As margins tighten and patient collections can make payment tricky for healthcare providers, at least one expert wonders if it's time to change. Luckily, economics may offer a clear plan.
Douglas Hough, associate scientist at the Department of Health Policy and Management at Johns Hopkins University, on Monday drew links between what he said are standard policy levers in behavioral economics and strategic points to fine tune the revenue cycle.
Hough delivered the keynote address at the Revenue Cycle Solutions Summit in Atlanta on Monday, an event run by Healthcare Finance.
[Follow live updates from the summit]
"Revenue cycle is about getting people to change how they do things, when they don't want to change how they do things," he said.
Hough suggested aligning with behavioral economics in the following ways:
Education/Persuasion: At this point, the onus is on the provider to educate the patient on the financial side of their care. That can include clear, up-front financial conversations, access to patient estimators and price transparency portals for starters.
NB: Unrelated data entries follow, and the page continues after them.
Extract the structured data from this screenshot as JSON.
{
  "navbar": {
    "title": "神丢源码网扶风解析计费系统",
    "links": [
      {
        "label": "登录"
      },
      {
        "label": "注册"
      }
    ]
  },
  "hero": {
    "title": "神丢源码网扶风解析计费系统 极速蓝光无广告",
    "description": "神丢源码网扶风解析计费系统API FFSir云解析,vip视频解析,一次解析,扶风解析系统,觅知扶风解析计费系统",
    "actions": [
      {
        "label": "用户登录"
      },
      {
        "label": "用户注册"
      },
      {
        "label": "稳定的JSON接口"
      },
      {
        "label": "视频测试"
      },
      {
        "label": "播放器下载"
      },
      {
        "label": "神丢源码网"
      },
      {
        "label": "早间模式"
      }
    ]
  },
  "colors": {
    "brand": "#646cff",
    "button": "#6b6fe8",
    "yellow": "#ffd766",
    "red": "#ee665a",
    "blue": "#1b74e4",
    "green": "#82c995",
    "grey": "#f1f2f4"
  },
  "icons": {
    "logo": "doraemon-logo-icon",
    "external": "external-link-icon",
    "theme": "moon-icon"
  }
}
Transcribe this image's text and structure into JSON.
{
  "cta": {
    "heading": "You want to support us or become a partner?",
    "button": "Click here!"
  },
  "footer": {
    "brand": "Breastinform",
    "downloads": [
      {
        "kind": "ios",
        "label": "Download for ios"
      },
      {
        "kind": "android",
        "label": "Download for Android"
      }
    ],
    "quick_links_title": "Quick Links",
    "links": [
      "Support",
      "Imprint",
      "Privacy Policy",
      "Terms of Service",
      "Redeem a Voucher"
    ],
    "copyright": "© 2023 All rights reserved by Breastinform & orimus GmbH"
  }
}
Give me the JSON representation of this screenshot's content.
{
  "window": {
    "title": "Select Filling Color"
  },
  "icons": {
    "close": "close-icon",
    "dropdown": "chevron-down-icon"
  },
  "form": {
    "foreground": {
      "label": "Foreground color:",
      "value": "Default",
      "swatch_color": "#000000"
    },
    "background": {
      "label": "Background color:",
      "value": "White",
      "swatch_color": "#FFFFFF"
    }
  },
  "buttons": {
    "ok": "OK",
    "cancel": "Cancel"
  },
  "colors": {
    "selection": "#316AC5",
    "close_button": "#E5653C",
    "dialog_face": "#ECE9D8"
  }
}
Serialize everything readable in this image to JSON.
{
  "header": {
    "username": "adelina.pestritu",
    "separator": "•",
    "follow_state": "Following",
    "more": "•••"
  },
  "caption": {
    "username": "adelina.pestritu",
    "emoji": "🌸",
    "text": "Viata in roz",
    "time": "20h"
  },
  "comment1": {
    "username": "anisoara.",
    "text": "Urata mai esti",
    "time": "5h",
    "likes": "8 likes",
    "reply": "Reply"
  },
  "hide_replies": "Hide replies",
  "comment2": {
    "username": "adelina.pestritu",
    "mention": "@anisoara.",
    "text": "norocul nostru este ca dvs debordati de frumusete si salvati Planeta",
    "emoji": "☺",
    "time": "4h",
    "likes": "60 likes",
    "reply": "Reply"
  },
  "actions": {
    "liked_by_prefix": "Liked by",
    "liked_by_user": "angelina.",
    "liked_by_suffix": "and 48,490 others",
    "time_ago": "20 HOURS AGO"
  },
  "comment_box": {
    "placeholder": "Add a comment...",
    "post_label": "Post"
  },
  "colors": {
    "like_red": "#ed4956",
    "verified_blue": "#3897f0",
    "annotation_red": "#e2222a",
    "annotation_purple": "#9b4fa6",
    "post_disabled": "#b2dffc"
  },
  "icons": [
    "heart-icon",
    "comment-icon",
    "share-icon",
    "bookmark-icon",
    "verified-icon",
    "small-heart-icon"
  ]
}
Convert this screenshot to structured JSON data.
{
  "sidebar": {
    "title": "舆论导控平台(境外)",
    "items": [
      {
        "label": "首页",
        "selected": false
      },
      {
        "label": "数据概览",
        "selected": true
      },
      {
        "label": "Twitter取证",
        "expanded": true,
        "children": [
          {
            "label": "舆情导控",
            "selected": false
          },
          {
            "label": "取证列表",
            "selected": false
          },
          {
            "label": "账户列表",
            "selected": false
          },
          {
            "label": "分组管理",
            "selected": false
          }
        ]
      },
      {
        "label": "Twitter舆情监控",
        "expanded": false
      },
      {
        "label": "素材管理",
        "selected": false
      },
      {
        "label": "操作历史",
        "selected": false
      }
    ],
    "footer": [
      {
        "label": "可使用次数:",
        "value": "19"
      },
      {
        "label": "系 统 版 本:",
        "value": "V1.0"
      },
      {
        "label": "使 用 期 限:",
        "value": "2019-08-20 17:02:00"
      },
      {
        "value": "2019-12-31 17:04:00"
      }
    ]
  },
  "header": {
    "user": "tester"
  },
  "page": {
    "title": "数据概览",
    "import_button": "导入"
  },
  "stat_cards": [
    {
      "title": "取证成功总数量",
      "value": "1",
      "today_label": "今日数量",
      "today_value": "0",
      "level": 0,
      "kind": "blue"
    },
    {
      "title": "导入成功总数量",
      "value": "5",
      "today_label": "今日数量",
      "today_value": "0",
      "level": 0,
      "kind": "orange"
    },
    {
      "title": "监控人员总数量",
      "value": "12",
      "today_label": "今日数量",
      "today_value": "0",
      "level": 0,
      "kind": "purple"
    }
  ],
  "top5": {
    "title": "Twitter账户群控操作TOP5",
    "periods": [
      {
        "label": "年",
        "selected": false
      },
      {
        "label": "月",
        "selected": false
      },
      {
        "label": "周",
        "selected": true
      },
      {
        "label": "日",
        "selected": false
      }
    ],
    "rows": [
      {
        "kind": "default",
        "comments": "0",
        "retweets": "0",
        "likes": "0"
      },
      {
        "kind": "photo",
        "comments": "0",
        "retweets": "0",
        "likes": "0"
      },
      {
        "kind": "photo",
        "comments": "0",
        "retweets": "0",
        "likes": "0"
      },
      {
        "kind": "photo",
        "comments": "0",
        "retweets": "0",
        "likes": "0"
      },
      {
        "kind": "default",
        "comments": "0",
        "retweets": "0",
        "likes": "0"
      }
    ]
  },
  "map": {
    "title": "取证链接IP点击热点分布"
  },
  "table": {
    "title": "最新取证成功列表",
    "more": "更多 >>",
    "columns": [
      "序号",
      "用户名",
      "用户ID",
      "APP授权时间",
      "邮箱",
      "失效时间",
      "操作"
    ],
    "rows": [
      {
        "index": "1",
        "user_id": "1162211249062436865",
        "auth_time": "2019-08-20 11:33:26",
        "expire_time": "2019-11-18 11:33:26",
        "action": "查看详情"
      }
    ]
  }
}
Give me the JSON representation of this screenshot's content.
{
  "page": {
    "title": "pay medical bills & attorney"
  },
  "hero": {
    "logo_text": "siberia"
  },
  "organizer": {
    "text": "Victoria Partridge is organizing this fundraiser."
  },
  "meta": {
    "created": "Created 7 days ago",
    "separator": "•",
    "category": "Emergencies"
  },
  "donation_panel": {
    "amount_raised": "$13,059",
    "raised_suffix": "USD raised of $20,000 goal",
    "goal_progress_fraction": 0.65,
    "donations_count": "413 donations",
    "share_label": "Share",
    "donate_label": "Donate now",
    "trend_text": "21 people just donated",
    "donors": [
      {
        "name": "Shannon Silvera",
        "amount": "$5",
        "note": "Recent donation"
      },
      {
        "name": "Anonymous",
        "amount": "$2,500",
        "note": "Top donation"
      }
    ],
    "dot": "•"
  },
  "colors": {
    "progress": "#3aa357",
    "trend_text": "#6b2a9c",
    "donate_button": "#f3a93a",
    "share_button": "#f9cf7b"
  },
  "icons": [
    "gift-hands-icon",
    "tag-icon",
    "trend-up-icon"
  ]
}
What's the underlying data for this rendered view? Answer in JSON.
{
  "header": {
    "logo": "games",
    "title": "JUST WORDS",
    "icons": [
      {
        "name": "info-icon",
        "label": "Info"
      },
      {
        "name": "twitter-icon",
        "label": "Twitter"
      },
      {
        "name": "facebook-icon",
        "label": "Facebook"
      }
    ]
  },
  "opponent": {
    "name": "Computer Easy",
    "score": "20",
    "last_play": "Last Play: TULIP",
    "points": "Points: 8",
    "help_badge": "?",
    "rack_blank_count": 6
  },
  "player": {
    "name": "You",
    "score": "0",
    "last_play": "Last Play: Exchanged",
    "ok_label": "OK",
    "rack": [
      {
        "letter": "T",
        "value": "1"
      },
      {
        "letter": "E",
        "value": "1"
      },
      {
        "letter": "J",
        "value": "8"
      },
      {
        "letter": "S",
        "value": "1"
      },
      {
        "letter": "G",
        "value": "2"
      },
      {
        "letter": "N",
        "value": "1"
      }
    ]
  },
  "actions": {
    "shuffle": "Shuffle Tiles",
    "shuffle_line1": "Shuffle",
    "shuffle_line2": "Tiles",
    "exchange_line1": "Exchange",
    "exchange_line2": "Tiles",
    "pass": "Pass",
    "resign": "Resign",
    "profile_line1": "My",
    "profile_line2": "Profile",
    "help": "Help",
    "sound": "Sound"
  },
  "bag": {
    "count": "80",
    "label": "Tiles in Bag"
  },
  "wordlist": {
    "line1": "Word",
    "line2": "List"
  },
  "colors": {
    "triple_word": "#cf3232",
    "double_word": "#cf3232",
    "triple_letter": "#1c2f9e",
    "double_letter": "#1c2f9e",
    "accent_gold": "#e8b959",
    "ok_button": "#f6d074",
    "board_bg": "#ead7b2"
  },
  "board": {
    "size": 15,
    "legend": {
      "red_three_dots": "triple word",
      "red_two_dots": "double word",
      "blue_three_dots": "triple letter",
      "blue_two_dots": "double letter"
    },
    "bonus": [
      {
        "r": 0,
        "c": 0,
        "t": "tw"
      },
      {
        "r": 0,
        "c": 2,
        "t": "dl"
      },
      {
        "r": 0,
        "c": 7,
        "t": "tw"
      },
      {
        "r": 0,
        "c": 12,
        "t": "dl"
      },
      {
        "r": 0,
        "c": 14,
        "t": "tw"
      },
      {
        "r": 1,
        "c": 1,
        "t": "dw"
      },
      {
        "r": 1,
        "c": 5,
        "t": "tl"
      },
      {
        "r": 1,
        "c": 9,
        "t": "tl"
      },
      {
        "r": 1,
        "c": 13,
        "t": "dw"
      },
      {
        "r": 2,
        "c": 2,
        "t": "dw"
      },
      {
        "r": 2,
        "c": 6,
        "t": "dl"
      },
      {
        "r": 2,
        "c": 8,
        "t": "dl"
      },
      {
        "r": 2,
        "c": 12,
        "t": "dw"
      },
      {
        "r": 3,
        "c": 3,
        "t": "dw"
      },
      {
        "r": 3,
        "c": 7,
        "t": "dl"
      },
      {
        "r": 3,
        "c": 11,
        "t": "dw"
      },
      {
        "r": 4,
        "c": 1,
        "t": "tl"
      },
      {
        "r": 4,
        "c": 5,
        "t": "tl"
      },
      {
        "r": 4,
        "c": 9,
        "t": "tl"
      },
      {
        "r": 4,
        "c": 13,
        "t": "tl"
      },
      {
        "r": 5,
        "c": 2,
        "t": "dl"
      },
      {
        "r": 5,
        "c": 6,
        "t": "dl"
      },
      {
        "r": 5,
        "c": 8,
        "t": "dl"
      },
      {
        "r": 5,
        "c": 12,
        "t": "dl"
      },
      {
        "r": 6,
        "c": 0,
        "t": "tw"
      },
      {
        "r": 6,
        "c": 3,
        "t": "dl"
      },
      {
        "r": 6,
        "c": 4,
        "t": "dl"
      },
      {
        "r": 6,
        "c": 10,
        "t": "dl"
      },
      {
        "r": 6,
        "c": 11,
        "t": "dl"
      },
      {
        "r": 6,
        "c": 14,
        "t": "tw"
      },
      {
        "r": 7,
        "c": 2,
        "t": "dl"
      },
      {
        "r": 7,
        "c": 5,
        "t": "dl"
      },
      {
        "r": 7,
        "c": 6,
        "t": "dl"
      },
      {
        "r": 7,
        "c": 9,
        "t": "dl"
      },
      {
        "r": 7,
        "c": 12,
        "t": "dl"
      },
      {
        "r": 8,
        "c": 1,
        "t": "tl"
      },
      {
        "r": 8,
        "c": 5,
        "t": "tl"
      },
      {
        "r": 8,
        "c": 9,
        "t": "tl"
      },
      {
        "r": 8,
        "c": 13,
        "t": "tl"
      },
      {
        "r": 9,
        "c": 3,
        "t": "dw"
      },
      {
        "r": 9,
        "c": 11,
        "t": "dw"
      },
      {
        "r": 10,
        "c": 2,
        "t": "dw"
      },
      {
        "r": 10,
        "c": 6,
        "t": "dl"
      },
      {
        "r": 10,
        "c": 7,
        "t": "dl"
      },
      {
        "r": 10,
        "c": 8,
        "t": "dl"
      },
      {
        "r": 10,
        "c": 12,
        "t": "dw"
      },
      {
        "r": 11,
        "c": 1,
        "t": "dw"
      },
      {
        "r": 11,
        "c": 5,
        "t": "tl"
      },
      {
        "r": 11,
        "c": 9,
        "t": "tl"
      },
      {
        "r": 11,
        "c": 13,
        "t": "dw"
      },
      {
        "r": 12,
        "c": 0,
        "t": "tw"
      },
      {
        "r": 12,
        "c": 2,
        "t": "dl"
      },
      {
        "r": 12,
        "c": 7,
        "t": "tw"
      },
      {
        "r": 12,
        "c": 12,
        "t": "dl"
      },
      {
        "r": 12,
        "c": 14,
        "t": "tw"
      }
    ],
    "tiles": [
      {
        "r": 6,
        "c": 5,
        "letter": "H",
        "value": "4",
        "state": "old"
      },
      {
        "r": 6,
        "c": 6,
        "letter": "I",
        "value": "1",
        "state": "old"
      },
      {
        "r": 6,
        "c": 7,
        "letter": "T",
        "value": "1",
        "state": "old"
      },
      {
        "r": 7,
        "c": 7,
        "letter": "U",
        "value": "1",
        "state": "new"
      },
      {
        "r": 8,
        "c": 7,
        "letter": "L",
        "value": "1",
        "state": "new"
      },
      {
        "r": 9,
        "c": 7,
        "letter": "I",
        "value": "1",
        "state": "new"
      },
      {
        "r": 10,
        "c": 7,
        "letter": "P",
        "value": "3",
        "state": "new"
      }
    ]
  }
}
Guideline/Checkpoints: Again, this can be related to clear communications with the patient, with engagement on the financial side occurring at multiple points in the process. It can also apply to straightforward billing that clearly delineates costs.
Penalties/Rewards: Establishing organization incentives is just one way.
Commitment Devices: For healthcare, this can include savings programs that help consumers meet their bills, like health savings accounts, for example.